Precisamente há dois anos atrás (Páscoa 2017), fizemos 120 km, começando em Valença, com dormidas em Porriño, Arcade, Caldas de Reis, Padrón e Santiago. Foi uma experiência fantástica. Nós somos caminhantes por excelência. Viajamos muito e esta seria mais uma, mas foi diferente: a pé e com fins para além dos turísticos, também espirituais. Desde logo, a preparação é essencial e a Marta foi logo pesquisar vários blogues com dicas e itinerários sobre a viagem. Assim, levámos uma mochila pequena e calçado apropriado, além de uma sugestão de roteiro que pouco alterámos.

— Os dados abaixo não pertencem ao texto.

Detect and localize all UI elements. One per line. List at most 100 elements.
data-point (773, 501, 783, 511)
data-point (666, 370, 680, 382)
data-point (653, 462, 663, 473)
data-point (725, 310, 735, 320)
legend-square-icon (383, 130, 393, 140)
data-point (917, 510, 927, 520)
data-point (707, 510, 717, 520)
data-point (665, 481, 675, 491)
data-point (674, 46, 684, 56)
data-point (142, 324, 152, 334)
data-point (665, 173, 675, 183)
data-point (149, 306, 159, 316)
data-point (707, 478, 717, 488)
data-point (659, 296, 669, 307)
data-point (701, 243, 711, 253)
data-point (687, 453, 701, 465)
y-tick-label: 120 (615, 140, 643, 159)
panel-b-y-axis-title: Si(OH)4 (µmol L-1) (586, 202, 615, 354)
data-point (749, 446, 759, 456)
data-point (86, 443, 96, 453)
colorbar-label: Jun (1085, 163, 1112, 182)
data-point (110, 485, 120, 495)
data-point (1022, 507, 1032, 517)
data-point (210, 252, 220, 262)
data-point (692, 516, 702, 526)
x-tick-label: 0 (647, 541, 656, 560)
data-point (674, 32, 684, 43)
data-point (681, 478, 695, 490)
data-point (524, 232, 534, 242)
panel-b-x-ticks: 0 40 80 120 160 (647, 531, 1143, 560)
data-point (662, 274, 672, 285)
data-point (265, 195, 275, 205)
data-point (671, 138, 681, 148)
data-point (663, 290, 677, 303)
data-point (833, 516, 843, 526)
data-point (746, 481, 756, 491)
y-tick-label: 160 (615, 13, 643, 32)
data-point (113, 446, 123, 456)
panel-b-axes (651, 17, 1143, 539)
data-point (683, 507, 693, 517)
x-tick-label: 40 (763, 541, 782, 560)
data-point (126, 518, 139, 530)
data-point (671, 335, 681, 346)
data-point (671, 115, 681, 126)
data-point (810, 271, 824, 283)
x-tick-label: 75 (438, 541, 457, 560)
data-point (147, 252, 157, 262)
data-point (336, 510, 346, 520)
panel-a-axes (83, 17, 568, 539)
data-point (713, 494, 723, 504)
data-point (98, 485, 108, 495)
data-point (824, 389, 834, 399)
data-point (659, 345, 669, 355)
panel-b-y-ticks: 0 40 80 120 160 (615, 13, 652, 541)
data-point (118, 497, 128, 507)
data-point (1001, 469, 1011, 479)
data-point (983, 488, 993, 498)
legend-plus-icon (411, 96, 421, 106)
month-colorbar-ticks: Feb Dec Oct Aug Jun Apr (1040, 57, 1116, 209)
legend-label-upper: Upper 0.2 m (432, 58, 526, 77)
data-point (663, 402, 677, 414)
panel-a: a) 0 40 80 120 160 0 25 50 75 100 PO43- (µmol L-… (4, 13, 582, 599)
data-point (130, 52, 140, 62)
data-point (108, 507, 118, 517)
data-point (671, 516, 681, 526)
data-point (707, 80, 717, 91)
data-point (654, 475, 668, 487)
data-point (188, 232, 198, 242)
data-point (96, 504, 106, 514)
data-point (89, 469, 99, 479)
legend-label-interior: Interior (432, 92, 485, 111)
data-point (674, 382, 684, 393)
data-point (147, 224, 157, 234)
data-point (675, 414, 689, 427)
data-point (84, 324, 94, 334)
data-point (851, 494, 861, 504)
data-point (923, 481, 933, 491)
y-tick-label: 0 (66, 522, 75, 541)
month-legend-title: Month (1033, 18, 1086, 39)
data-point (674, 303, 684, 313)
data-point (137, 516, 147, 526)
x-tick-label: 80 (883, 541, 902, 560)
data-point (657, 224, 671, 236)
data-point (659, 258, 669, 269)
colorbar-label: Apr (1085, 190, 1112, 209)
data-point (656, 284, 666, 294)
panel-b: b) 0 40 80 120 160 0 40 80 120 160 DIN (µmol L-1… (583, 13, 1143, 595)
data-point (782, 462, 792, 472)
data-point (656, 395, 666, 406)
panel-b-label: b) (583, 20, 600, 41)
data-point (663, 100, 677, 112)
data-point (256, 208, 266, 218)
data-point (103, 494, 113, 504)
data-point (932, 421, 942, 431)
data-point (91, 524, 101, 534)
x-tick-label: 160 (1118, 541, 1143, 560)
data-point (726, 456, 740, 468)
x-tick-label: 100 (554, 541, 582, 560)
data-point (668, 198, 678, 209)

É um percurso exigente, mas faz-se muito bem. A ideia era fazer 20km por dia, espalhado em 6 dias, sendo o objetivo final assistir à Missa de Páscoa em Santiago. Missão cumprida! A única alteração que tivemos de fazer ao trajeto previsto foram 34 km na quinta-feira, dia 13/4, pois, de outra forma, seria muito difícil chegar às 12h à cerimónia de domingo, como previsto. Depois, levámos umas pistas de oração e livros. O terço (mais do que um) também foi diário e muito inspirador! Lembrámo-nos de todos os que procuram cara metade, as intenções do Papa e Igreja, das nossas famílias e amigos e, claro, rezámos pela Paz, tão necessária nos dias de hoje! A cerimónia da Paixão do Senhor, em Padrón, foi especial pois teve uma encenação final com um discurso do Senhor Pe. muito interessante! As procissões da Semana Santa também foram muito boas, acorrendo muitas famílias, quando foi o caso de Padrón, e no caso de Santiago, também estavam muitos turistas, além de peregrinos.

O que tiramos desta viagem? Algumas reflexões, entre elas, esta: o caminho é como o da vida. Custoso, mas se gostarmos e arriscarmos, é muito bom e tem "paragens" verdadeiramente gratificantes. As refeições são momentos especiais, nem que seja uma simples sandes de queijo. Os banhos quentes ganham um significado diferente, o café sabe de outra maneira. Também tem perigos e tentações pois as dificuldades perguntam-nos se queremos ser fortes e humanos ou animais e ceder a elas e gritar e protestar. Aprendemos com a pessoa que está connosco, encontramos outras com as mesmas inquietações, a procurar algo, cheiramos a natureza, vemos casas e campos e pessoas e culturas diferentes. Numa viagem, vê-se em ponto pequeno o que é a vida. Se a amamos, tudo suportamos e os momentos de descanso e vitória valem ouro. Até os momentos difíceis, se partilhados e com um objetivo, têm outro sabor e a "carga é mais leve".